La precarietà del reddito del libero professionista non consente nemmeno una costante ed adeguata formazione professionale, necessaria per l’evoluzione della tecnica e per le novità legislative introdotte. Tra l’altro ogni anno il legislatore italiano provvede a introdurre novità sulla materia inerente le professioni tecniche. Basti pensare che l’attuale legislazione relativa ai lavori pubblici (D. Lgs. 12/04/2006 n. 163 c.d. codice dei contratti pubblici relativi a lavori, servizi e forniture), alla data attuale è stato modificato ben 56 volte!

La violazione della concorrenza, inoltre, non consente una completa iniziativa economica privata e libera (art. 41 della Costituzione), crea disparità tra cittadini consentendo di fatto ad una categoria di lavorare, investire, creare ricchezza sia personale che in generale e ad un’altra è impedito di fatto il raggiungimento dello stesso scopo perché mutilata in partenza dalle normative vigenti.

Inoltre, l’art. 3 della Costituzione, comma 2, recita che è compito della Repubblica rimuovere gli ostacoli di ordine economico e sociale che limitano l’uguaglianza dei cittadini, che impediscono il pieno sviluppo della persona umana e l’effettiva partecipazione di tutti i lavoratori all’organizzazione politica, economica e sociale.

Se da un lato il dettato costituzionale incoraggia lo svolgimento autonomo del lavoro e quindi anche quello degli architetti ed ingegneri liberi professionisti, dall’altro vi è una normativa che aggira diversi articoli della Costituzione Italiana che favorisce solo ed esclusivamente i dipendenti delle Pubbliche Amministrazioni che vengono autorizzati a lavorare anche in proprio.

Fino ad oggi la discussione sull’art. 98 della Costituzione ha riguardato i rapporti della Pubblica Amministrazione con il proprio dipendente che svolge anche la libera professione; l’indipendenza dello stesso nei confronti del potere politico; la possibilità di arricchire la conoscenza degli studenti che hanno un docente che svolge anche la libera professione. Quest ultimo punto in Italia non è mai stato verificato con dati alla mano, vero è che le facoltà di ingegneria e architettura italiane non primeggiano nelle graduatorie internazionali che riguardano la formazione universitaria. Alcuni docenti universitari sembrano essere più propensi a sfruttare la qualifica di professore universitario per procurarsi lavori come liberi professionisti che di dedicarsi all’insegnamento o alla ricerca.
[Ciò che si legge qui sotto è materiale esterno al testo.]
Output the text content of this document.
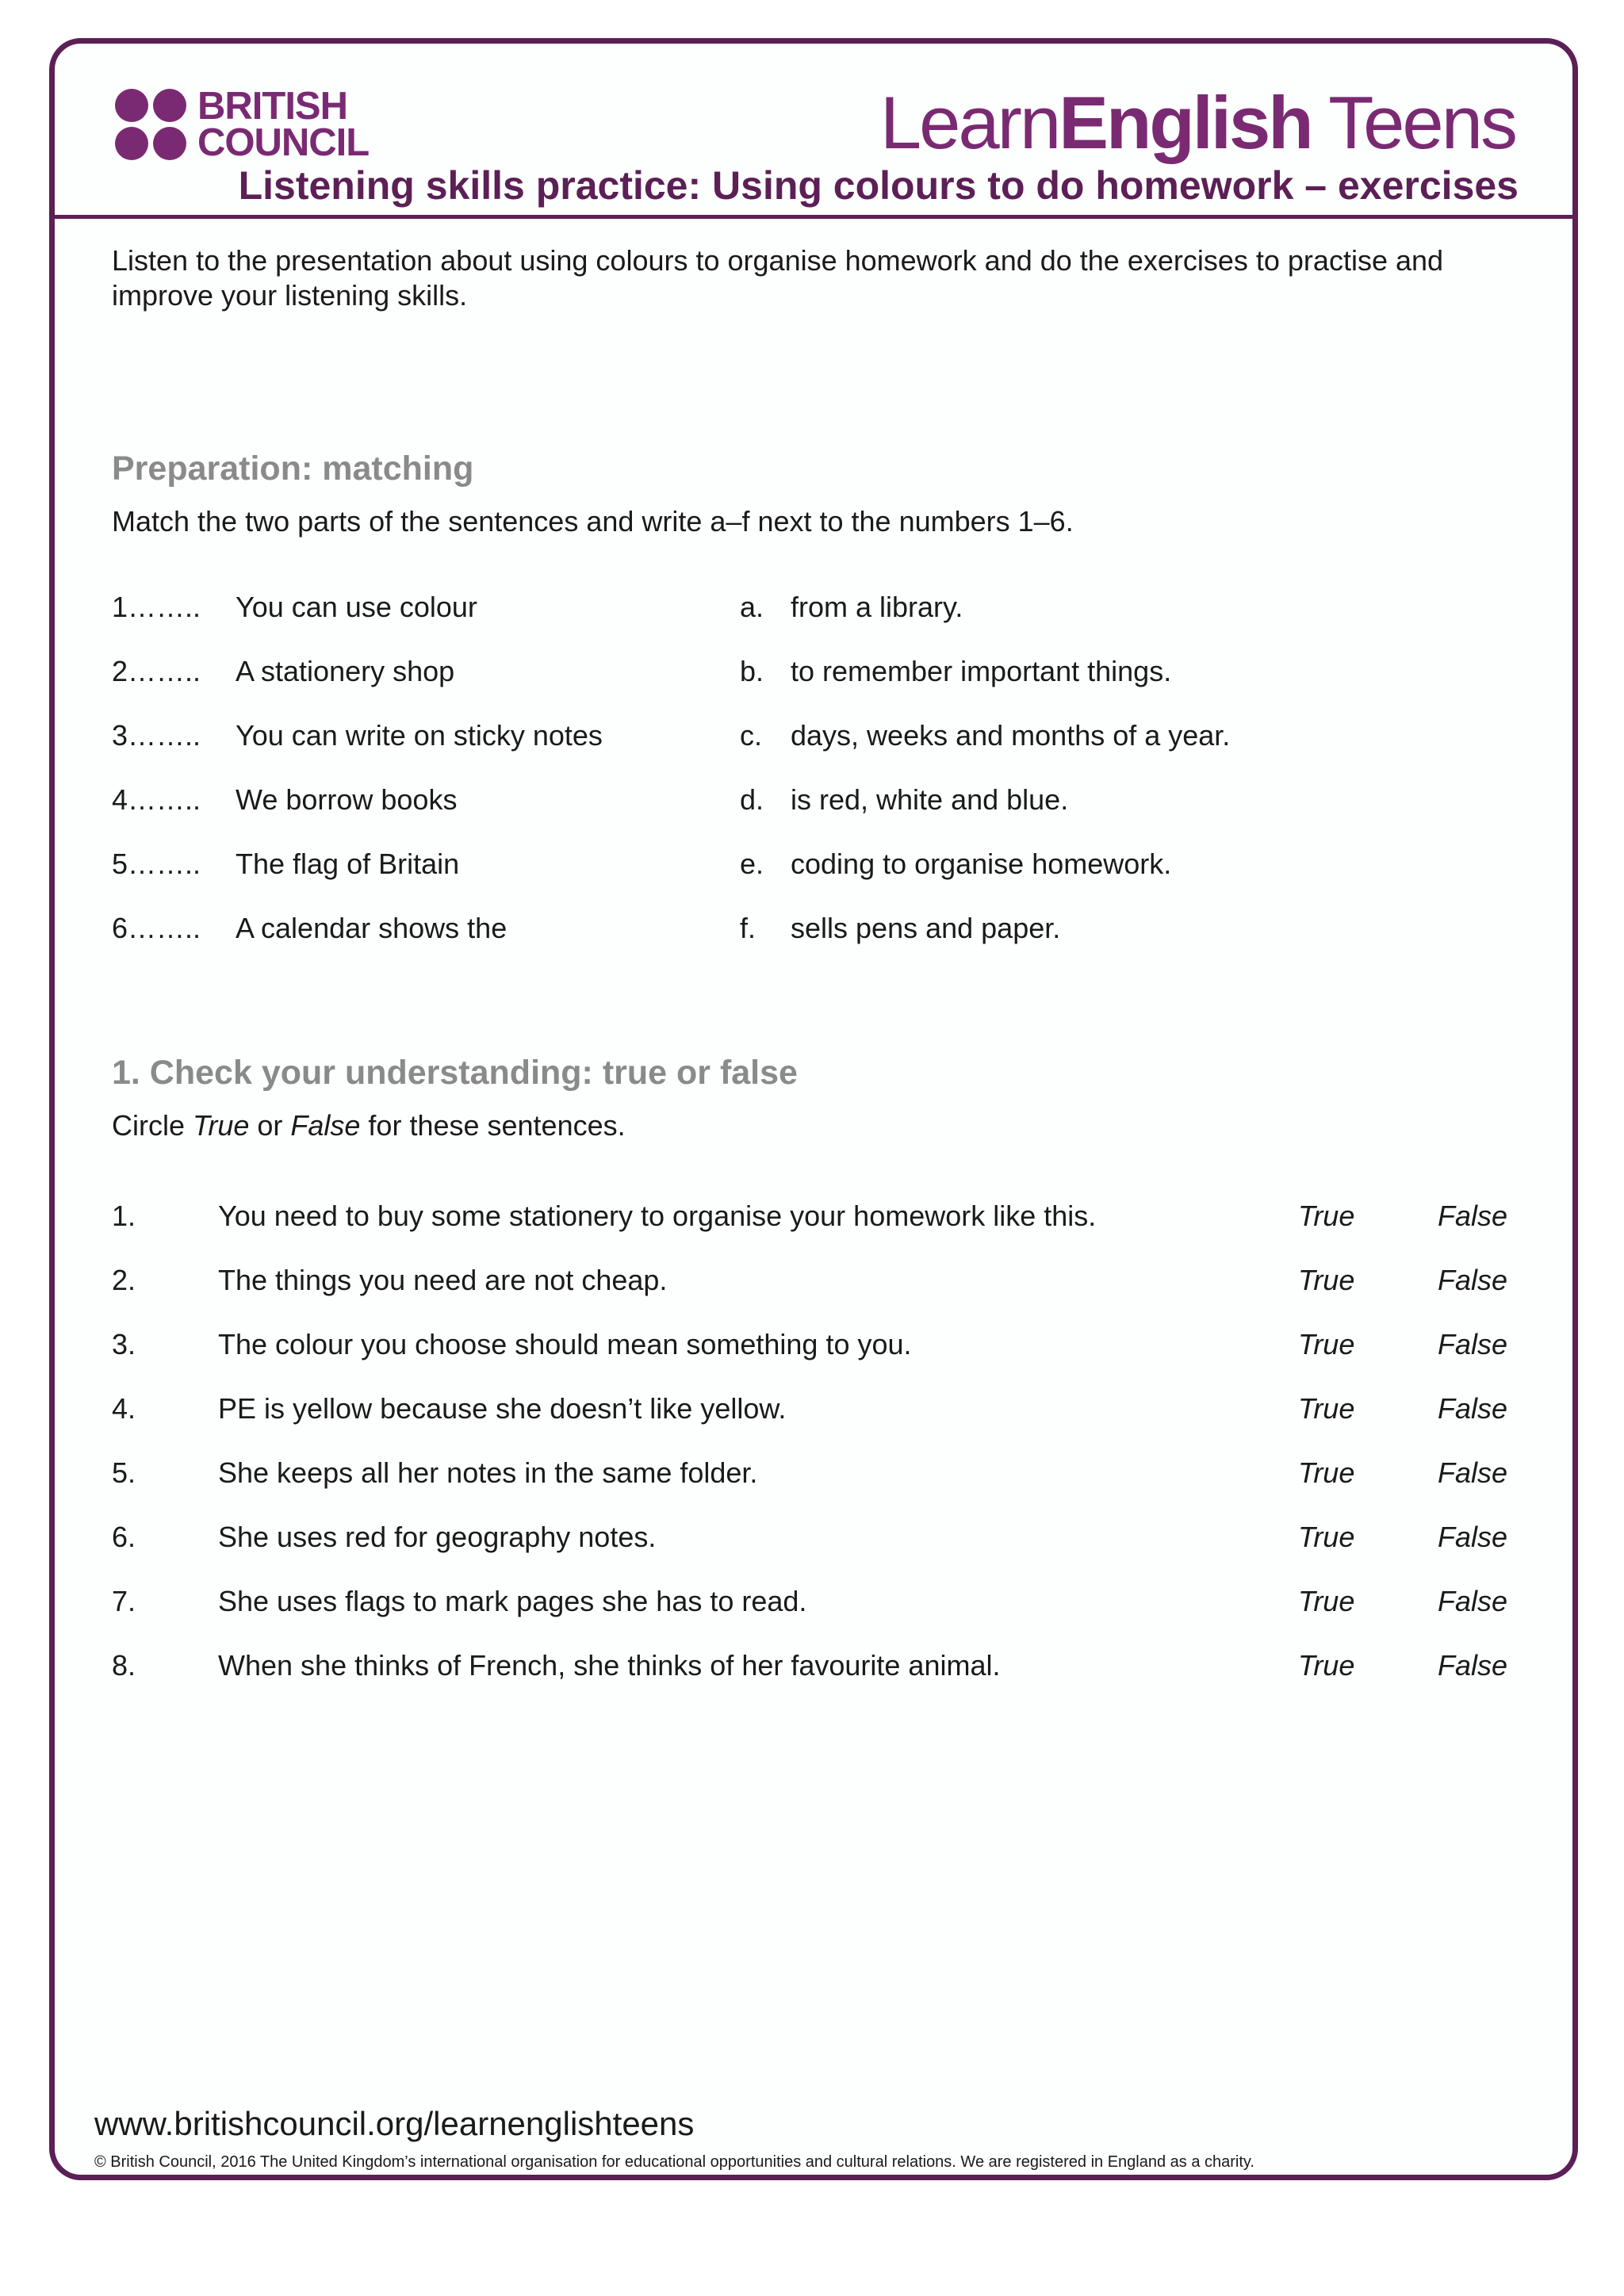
BRITISH
COUNCIL	LearnEnglish Teens
Listening skills practice: Using colours to do homework – exercises
Listen to the presentation about using colours to organise homework and do the exercises to practise and improve your listening skills.
Preparation: matching
Match the two parts of the sentences and write a–f next to the numbers 1–6.
1…….. You can use colour	a. from a library.
2…….. A stationery shop	b. to remember important things.
3…….. You can write on sticky notes	c. days, weeks and months of a year.
4…….. We borrow books	d. is red, white and blue.
5…….. The flag of Britain	e. coding to organise homework.
6…….. A calendar shows the	f. sells pens and paper.
1. Check your understanding: true or false
Circle True or False for these sentences.
1.	You need to buy some stationery to organise your homework like this.	True	False
2.	The things you need are not cheap.	True	False
3.	The colour you choose should mean something to you.	True	False
4.	PE is yellow because she doesn’t like yellow.	True	False
5.	She keeps all her notes in the same folder.	True	False
6.	She uses red for geography notes.	True	False
7.	She uses flags to mark pages she has to read.	True	False
8.	When she thinks of French, she thinks of her favourite animal.	True	False
www.britishcouncil.org/learnenglishteens
© British Council, 2016 The United Kingdom’s international organisation for educational opportunities and cultural relations. We are registered in England as a charity.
L’eventuale ripristino dei minimi tariffari di certo non eliminerebbe i problemi sopra evidenziati.
E l’antitrust che fa? Dorme….! Un organismo dove lavora gente incapace, assunta grazie al politicante di turno certamente non muove un dito, seppure abbia ricevuto più di una segnalazione…

A noi liberi professionisti non resta che sperare in un miracolo!